O fato é que as decisões no ambiente produtivo ocorrem em um timing totalmente distinto do que nos mercados financeiros. O fluxo de exportações de hoje é resultado de decisões tomadas há vários meses (em alguns casos, anos) envolvendo contratos com clientes, assim como decisões de localização de plantas exportadoras.

Embora a taxa de câmbio competitiva não represente uma condição suficiente para o ajuste externo, ela é uma condição necessária para que o Brasil continue fazendo parte do jogo. Há uma disputa feroz não só por mercado, no campo das exportações, mas pela localização de investimentos mundo afora.

A globalização das últimas duas décadas alterou significativamente a divisão internacional do trabalho, que passou a ser predominantemente definida por estratégias das grandes corporações transnacionais, responsáveis por cerca de 65% do comércio mundial. Ou seja, há vinculação crescente entre investimento direto estrangeiro e comércio internacional e, destes, com as inovações.
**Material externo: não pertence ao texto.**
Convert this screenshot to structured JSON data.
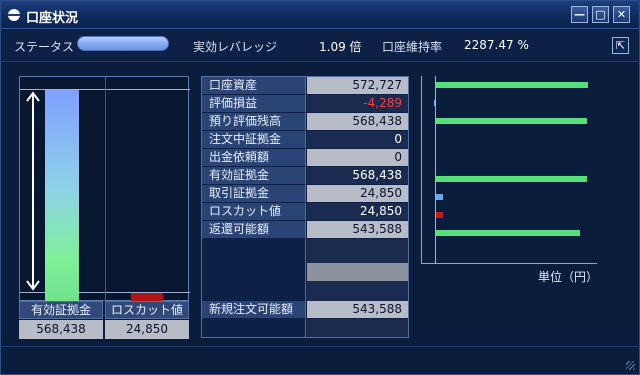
{
  "window": {
    "title": "口座状況",
    "minimize_label": "—",
    "maximize_label": "□",
    "close_label": "✕"
  },
  "status_row": {
    "status_label": "ステータス",
    "leverage_label": "実効レバレッジ",
    "leverage_value": "1.09 倍",
    "maintenance_label": "口座維持率",
    "maintenance_value": "2287.47 %",
    "export_icon": "⇱"
  },
  "gauge": {
    "left_label": "有効証拠金",
    "left_value": "568,438",
    "right_label": "ロスカット値",
    "right_value": "24,850",
    "left_fill": 1.0,
    "right_fill": 0.0437,
    "left_color": "#6fe28a",
    "right_color": "#b21414"
  },
  "table": {
    "rows": [
      {
        "label": "口座資産",
        "value": "572,727",
        "style": "light"
      },
      {
        "label": "評価損益",
        "value": "-4,289",
        "style": "dark-neg"
      },
      {
        "label": "預り評価残高",
        "value": "568,438",
        "style": "light"
      },
      {
        "label": "注文中証拠金",
        "value": "0",
        "style": "dark"
      },
      {
        "label": "出金依頼額",
        "value": "0",
        "style": "light"
      },
      {
        "label": "有効証拠金",
        "value": "568,438",
        "style": "dark"
      },
      {
        "label": "取引証拠金",
        "value": "24,850",
        "style": "light"
      },
      {
        "label": "ロスカット値",
        "value": "24,850",
        "style": "dark"
      },
      {
        "label": "返還可能額",
        "value": "543,588",
        "style": "light"
      }
    ],
    "new_order_label": "新規注文可能額",
    "new_order_value": "543,588"
  },
  "bar_chart": {
    "unit_label": "単位（円）",
    "bars": [
      {
        "name": "口座資産",
        "value": 572727,
        "color": "#57e07a"
      },
      {
        "name": "評価損益",
        "value": -4289,
        "color": "#7fa8ff"
      },
      {
        "name": "預り評価残高",
        "value": 568438,
        "color": "#57e07a"
      },
      {
        "name": "有効証拠金",
        "value": 568438,
        "color": "#57e07a"
      },
      {
        "name": "取引証拠金",
        "value": 24850,
        "color": "#6aa8ee"
      },
      {
        "name": "ロスカット値",
        "value": 24850,
        "color": "#c41c1c"
      },
      {
        "name": "返還可能額",
        "value": 543588,
        "color": "#57e07a"
      }
    ],
    "max": 572727
  }
}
A economia brasileira vivenciou uma experiência danosa com a valorização artificial da taxa de câmbio no período 1994-1998, em que houve uma expressiva deterioração da balança de transações correntes. A conseqüência foi o aumento da vulnerabilidade externa com a ampliação do passivo externo em mais de US$ 200 bilhões, a prática de uma elevada taxa de juros e a dolarização de títulos do governo que inflaram a dívida pública. Ainda hoje pagamos o custo daquele equívoco. As experiências do México e da Argentina foram igualmente danosas nesse sentido.

Desde a adoção da taxa flutuante em 1999, o quadro brasileiro mudou. O caminho não foi fácil: era preciso que os agentes produtivos acreditassem na nova política e tomassem decisões no sentido de aumentar exportações e substituir importações.
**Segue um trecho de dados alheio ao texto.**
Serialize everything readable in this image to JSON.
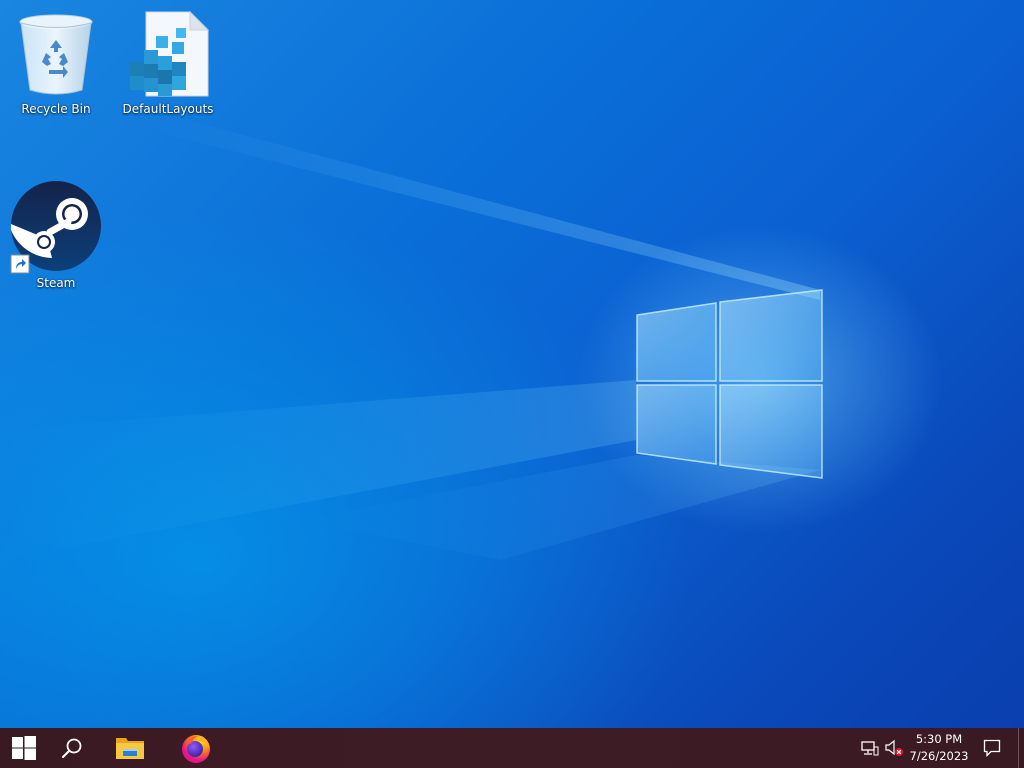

Embora a introdução da taxa de câmbio flutuante represente um evidente avanço em relação ao regime de taxas administradas vigente no modelo anterior, isso não quer dizer que o Banco Central não deva ter uma participação ativa no processo. Na maioria dos países bem-sucedidos em suas políticas cambiais prevalece um regime de "flutuação suja", ou seja, o câmbio é determinado pela oferta e demanda no mercado, mas dentro de uma determinada banda, nem sempre explícita, em que o Banco Central direta ou indiretamente intervém no mercado para evitar desvalorizações ou valorizações excessivas.

Trata-se de uma atitude providencial, dada a volatilidade e magnitude dos fluxos cambiais internacionais que superam em muito o montante das reservas cambiais dos bancos centrais. Ou seja, para países que não possuem moeda conversível, como é o caso do Brasil, o risco é ainda maior. Principalmente se, coincidentemente e por causa disso, praticarem taxas de juros domésticas bastante superiores à média internacional.
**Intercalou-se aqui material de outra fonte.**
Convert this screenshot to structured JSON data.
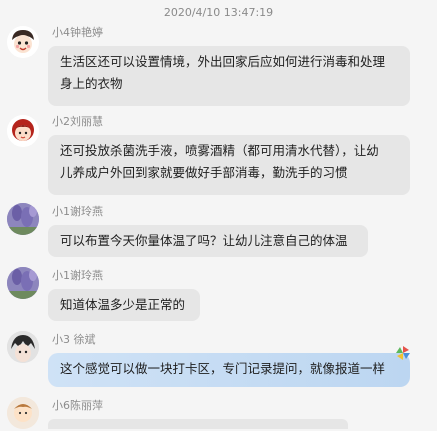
{
  "chat": {
    "timestamp": "2020/4/10 13:47:19",
    "messages": [
      {
        "sender": "小4钟艳婷",
        "lines": [
          "生活区还可以设置情境，外出回家后应如何进行消毒和处理",
          "身上的衣物"
        ],
        "avatar_icon": "cartoon-face-avatar"
      },
      {
        "sender": "小2刘丽慧",
        "lines": [
          "还可投放杀菌洗手液，喷雾酒精（都可用清水代替），让幼",
          "儿养成户外回到家就要做好手部消毒，勤洗手的习惯"
        ],
        "avatar_icon": "cartoon-girl-avatar"
      },
      {
        "sender": "小1谢玲燕",
        "lines": [
          "可以布置今天你量体温了吗？让幼儿注意自己的体温"
        ],
        "avatar_icon": "lavender-avatar"
      },
      {
        "sender": "小1谢玲燕",
        "lines": [
          "知道体温多少是正常的"
        ],
        "avatar_icon": "lavender-avatar"
      },
      {
        "sender": "小3  徐斌",
        "lines": [
          "这个感觉可以做一块打卡区，专门记录提问，就像报道一样"
        ],
        "avatar_icon": "anime-avatar"
      },
      {
        "sender": "小6陈丽萍",
        "lines": [],
        "avatar_icon": "cartoon-child-avatar"
      }
    ]
  },
  "colors": {
    "background": "#f5f5f5",
    "bubble": "#e6e6e6",
    "highlight_bubble": "#c4dbf3",
    "name_text": "#8c8c8c",
    "message_text": "#1e1e1e"
  }
}
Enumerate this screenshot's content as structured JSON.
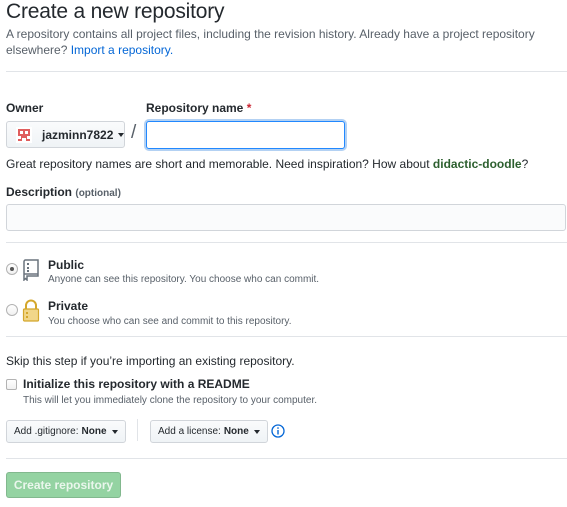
{
  "header": {
    "title": "Create a new repository",
    "description": "A repository contains all project files, including the revision history. Already have a project repository elsewhere?",
    "import_link": "Import a repository."
  },
  "owner": {
    "label": "Owner",
    "username": "jazminn7822"
  },
  "repo_name": {
    "label": "Repository name",
    "required_mark": "*",
    "separator": "/",
    "value": ""
  },
  "hint": {
    "text": "Great repository names are short and memorable. Need inspiration? How about",
    "suggestion": "didactic-doodle",
    "suffix": "?"
  },
  "description": {
    "label": "Description",
    "optional": "(optional)",
    "value": ""
  },
  "visibility": {
    "selected": "public",
    "options": [
      {
        "title": "Public",
        "desc": "Anyone can see this repository. You choose who can commit.",
        "icon": "repo-icon"
      },
      {
        "title": "Private",
        "desc": "You choose who can see and commit to this repository.",
        "icon": "lock-icon"
      }
    ]
  },
  "init": {
    "skip_note": "Skip this step if you’re importing an existing repository.",
    "readme_label": "Initialize this repository with a README",
    "readme_note": "This will let you immediately clone the repository to your computer.",
    "readme_checked": false
  },
  "gitignore": {
    "label": "Add .gitignore:",
    "value": "None"
  },
  "license": {
    "label": "Add a license:",
    "value": "None"
  },
  "submit": {
    "label": "Create repository"
  },
  "colors": {
    "accent": "#0366d6",
    "create_button_disabled": "#94d3a2",
    "required": "#cb2431"
  }
}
Particularmente no caso brasileiro dos últimos dois anos houve uma melhora substancial na balança comercial que propiciou uma inversão no saldo em conta corrente, que chegou a ser negativo em 5% do PIB, de 1998 a 2000, e hoje é positivo em 1% do PIB. Esse é um dos principais fatores que propiciaram maior autonomia das políticas domésticas e a retomada, ainda incipiente, do crescimento econômico.

Mas, apesar dos progressos, ainda há muito a ser feito. É preciso aumentar a corrente de comércio (exportações e importações) e preservar superávit comercial expressivo para contrabalançar o déficit na conta de serviços. Além disso, é preciso construir um nível de reservas próprias de, pelo menos, o dobro do volume atual de US$ 25 bilhões, muito baixo para fazer frente ao perfil do passivo externo brasileiro e à extrema volatilidade dos fluxos de capitais internacionais.

Não vale a pena correr o risco de jogar fora uma bem-sucedida história recente de sucesso brasileiro, incorrendo novamente na armadilha da valorização excessiva da taxa de câmbio.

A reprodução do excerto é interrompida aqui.